Rüyalarında bile Duwei’nin gerçekten böyle kaçtığına inanamıyorlardı. ‘
Az önce Duwei’nin sözleri hala kulaklarında yankılanıyordu, ama Duwei’nin kendisi kaçtı! ‘
Ve hiçbir uyarıda bulunmadan, tereddüt etmeden kaçtı! ‘
Böyle kaçtı! ‘
Chu Mo, Duwei’yi durdurmaya bile çalışmadı, çünkü o anda Duwei doğrudan onun üzerinde gerçek bir yasak silah kullandı. ‘
O şey onu doğrudan alıp götürdü ve Chu Mo bile onu zamanında durduramadı. ‘
Aynı zamanda, Chu Mo da onu durdurmak istemedi. ‘
“Öylece mi gitti?” Lan Xiao, Chen Fan’a şaşkınlıkla baktı. ‘
Chen Fan iç çekti: “Onu bunca yıldır tanıdıktan sonra, onun nasıl bir insan olduğunu bilmiyor musun?” ‘
“BEN, BEN, BEN…” Lan Xiao arka arkaya birkaç kez söyledi ama devam etmesi zordu. ‘
Duwei’yi nasıl anlamazdı? ‘
Yüksek IQ’ya sahip gerçekten zeki bir insandı. Başkalarına karşı komplo kuran her zaman oydu ve hiç kimse ona karşı komplo kurmamıştı. ‘
Yüze gelince, böyle bir şeyin ne faydası vardı? ‘
Aslında, Duwei yüz gibi şeyleri hiç umursamamıştı. ‘
Sadece o zamanlar Tanrı Aleminde, utanmaz tarafını gösterme şansı yoktu. ‘
Dahası, Duwei’nin insanlara verdiği duygu, kemiklerinde saklı olan, asla boyun eğmeye istekli olmayan türden bir gururdu. ‘
Evet … Boyun eğmek istemiyorum! ‘
Ne olursa olsun, bir insana teslim olmak onun için kabul edilemez bir şey olmalıdır. ‘
Belki de o anda söyledikleri kalbinin derinliklerindendi.
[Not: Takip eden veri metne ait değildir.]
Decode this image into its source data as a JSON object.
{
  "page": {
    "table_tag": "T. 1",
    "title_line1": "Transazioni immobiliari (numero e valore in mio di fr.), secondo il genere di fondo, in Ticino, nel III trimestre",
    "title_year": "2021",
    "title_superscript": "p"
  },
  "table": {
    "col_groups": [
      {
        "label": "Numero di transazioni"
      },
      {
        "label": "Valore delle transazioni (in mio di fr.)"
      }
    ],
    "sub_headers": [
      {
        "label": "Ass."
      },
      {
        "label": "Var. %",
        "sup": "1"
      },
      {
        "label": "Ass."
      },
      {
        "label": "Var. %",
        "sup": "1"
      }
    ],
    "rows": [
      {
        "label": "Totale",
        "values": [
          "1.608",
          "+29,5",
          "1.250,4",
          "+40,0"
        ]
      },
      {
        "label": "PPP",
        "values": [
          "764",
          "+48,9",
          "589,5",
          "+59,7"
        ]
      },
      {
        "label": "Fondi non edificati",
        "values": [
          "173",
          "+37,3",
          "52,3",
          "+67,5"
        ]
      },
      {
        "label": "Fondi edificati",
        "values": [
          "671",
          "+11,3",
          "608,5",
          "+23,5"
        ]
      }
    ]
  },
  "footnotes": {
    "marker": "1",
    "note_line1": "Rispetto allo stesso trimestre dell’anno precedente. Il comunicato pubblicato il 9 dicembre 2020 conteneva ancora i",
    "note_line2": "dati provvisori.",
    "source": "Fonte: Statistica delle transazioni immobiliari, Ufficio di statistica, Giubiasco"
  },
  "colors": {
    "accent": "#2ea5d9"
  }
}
Ayrıca Chu Mo’ya teslim olmaya hazırdı. ‘
Sonra Lan Xiao’ya ayrılma şansı verdi. ‘
Beklenmedik bir şekilde, Lan Xiao sinirlendi ve doğrudan Chu Mo’ya ifade edildi … ‘
Bekle! ‘
Lan Xiao ve Chen Fan bir anda birbirlerine baktılar. İkisinin de bakışları kıyaslanamayacak kadar karmaşıktı. ‘
Kullanıldılar! ‘
Duwei, Lan Xiao’nun karakterini çok iyi anlamıştı. Üçü de arkadaştı. ‘
Gençken sık sık birlikte oynarlardı. ‘
Büyüdüklerinde bile ayrılmadılar. ‘
Her biri diğer ikisinin karakterini çok iyi anladı. ‘
Du Weineng, Lan Xiao’nun aslında vaatleri çok ciddiye alan çok gururlu bir insan olduğunu bilmiyor muydu? ‘
Bunu bildiğine göre, Lan Xiao’ya bunu söylerse Lan Xiao’nun kalbinin iyi hissetmesi garip olurdu. ‘
Sonra… Lan Xiao, Chu Mo’ya olan bağlılığını doğrudan ifade etmesi için kışkırtıldı ve bu fırsatı değerlendirdi … Ayrılmak. ‘
“Çok iyi…” Lan Xiao aniden gözlerini hafifçe kapattı, uzun bir nefes aldı ve yumuşak bir sesle, “Ne olursa olsun, o hala bizim arkadaşımız. Gidebileceği için de mutlu olmalıyız, değil mi?” ‘
Chen Fan acı bir şekilde gülümsedi, başını salladı ve konuştu: “Evet, ben de gidebildiği için mutluyum.” ‘
Gerçekten mutlu musun? ‘
Bu tür şeyler, korkarım kişiye göre değişir. ‘
Ancak uzun yıllardır arkadaş ve ortak olarak, ikisi şu anda Duwei’den gerçekten nefret edemezlerdi. ‘
O gittiyse, öyle olsun! ‘
Bu sırada, tek kelime etmeden orada duran Chu Mo, aniden ikisine dedi ki, “Siz ikiniz, önce geri dönün.
İçiniz rahat olsun, sizi yapmak istemediğiniz hiçbir şeyi yapmaya zorlamayacağım. ‘
Örneğin, Tanrı Irkı ile başa çıkmak için taraf değiştirmenizi istiyorum. ‘
Kesinlikle kabul edemeyeceksin. ‘
Bu durumda, ikiniz de geri dönersiniz. ‘
Sadece bu şey hiç olmamış gibi davran. ” ‘
Chu Mo bunu söylemesine rağmen, iki ilkel ruhun İlahi İradelerini ikisine de iade etmedi.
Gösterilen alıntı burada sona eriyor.